Thomas O'Halloran (Molecular Biosciences, The Chemistry of Life Processes Institute, Northwestern University, Chicago, USA)
Abstract:Living organisms acquire a variety of transition metal ions and concentrate them to precise levels. Specific cellular machinery maintains a different intracellular quota for each metal within a narrow range. The ensemble of metal concentrations is then referred to as the metallome of the cell. As the nature of the metallome is revealed for different types of cells, we are finding a general pattern of metal ion utilization that is highly conserved across evolution; however, specialized cells exhibit unique transition metal signatures that suggest specific functions. These patterns of metal utilization are perturbed in the earliest stage of mammalian developmental states, in infectious and neurological diseases and cancer cell proliferation. While most of these intracellular metals are bound tightly in a variety of well characterized metalloenzyme active sites, recent studies of the emerging class of metal trafficking proteins reveal new types of biological coordination chemistry and are opening new questions about how specialized cells acquire, deploy and store these metal ions. Recently we demonstrated that zinc influx and efflux controls meiotic progression in mammalian oocytes. We have shown that total zinc levels in mouse oocytes are more than an order of magnitude higher than copper or iron, and undergo dramatic fluxes during oocyte maturation, increasing by over 50& between GV and MII. Limiting intracellular zinc availability during in vitro maturation using pharmacological means causes formation of large polar bodies and arrest at telophase-I. I will discuss various mechanisms by which zinc fluxes regulate meiotic progression. A variety of single cell analytical methods including STEM-EDS/EELS, X-ray fluorescence microscopy and new fluorescent zinc-specific probes, allow for a comparison between the subcellular distribution of both total zinc and chelator-accessible zinc pools, and thus provide insights into intracellular speciation.

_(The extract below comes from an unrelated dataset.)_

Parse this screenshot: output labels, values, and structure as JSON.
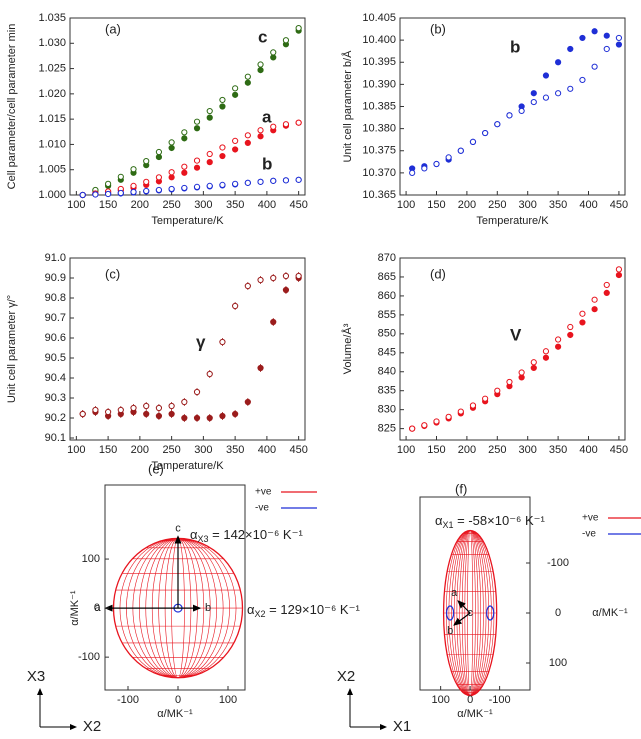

Contributors: Emily Que, Miranda L. Bernhardt, Betty Y. Kong, Alison M. Kim, Teresa K. Woodruff, Thomas V. O'Halloran
[1] Kim AM, Vogt S, O'Halloran TV, Woodruff TK, Zinc availability regulates exit from meiosis in maturing mammalian oocytes, Nat Chem Biol. 2010;6(9):674-81. PMCID: 2924620
[2] Bernhardt ML, Kim AM, O'Halloran TV, Woodruff TK, Zinc requirement during meiosis I-meiosis II transition in mouse oocytes is independent of the MOS-MAPK pathway, Biol Reprod. 2011;84(3):526-36. PMCID: 3043131.
[3] Kim AM, Bernhardt ML, Kong BY, Ahn RW, Vogt S, Woodruff TK, O'Halloran TV, Zinc sparks are triggered by fertilization and facilitate cell cycle resumption in mammalian eggs, ACS Chem Biol. 2011 Jul 15;6(7):716-23. Epub 2011 Apr 28. NIHMS: 292762.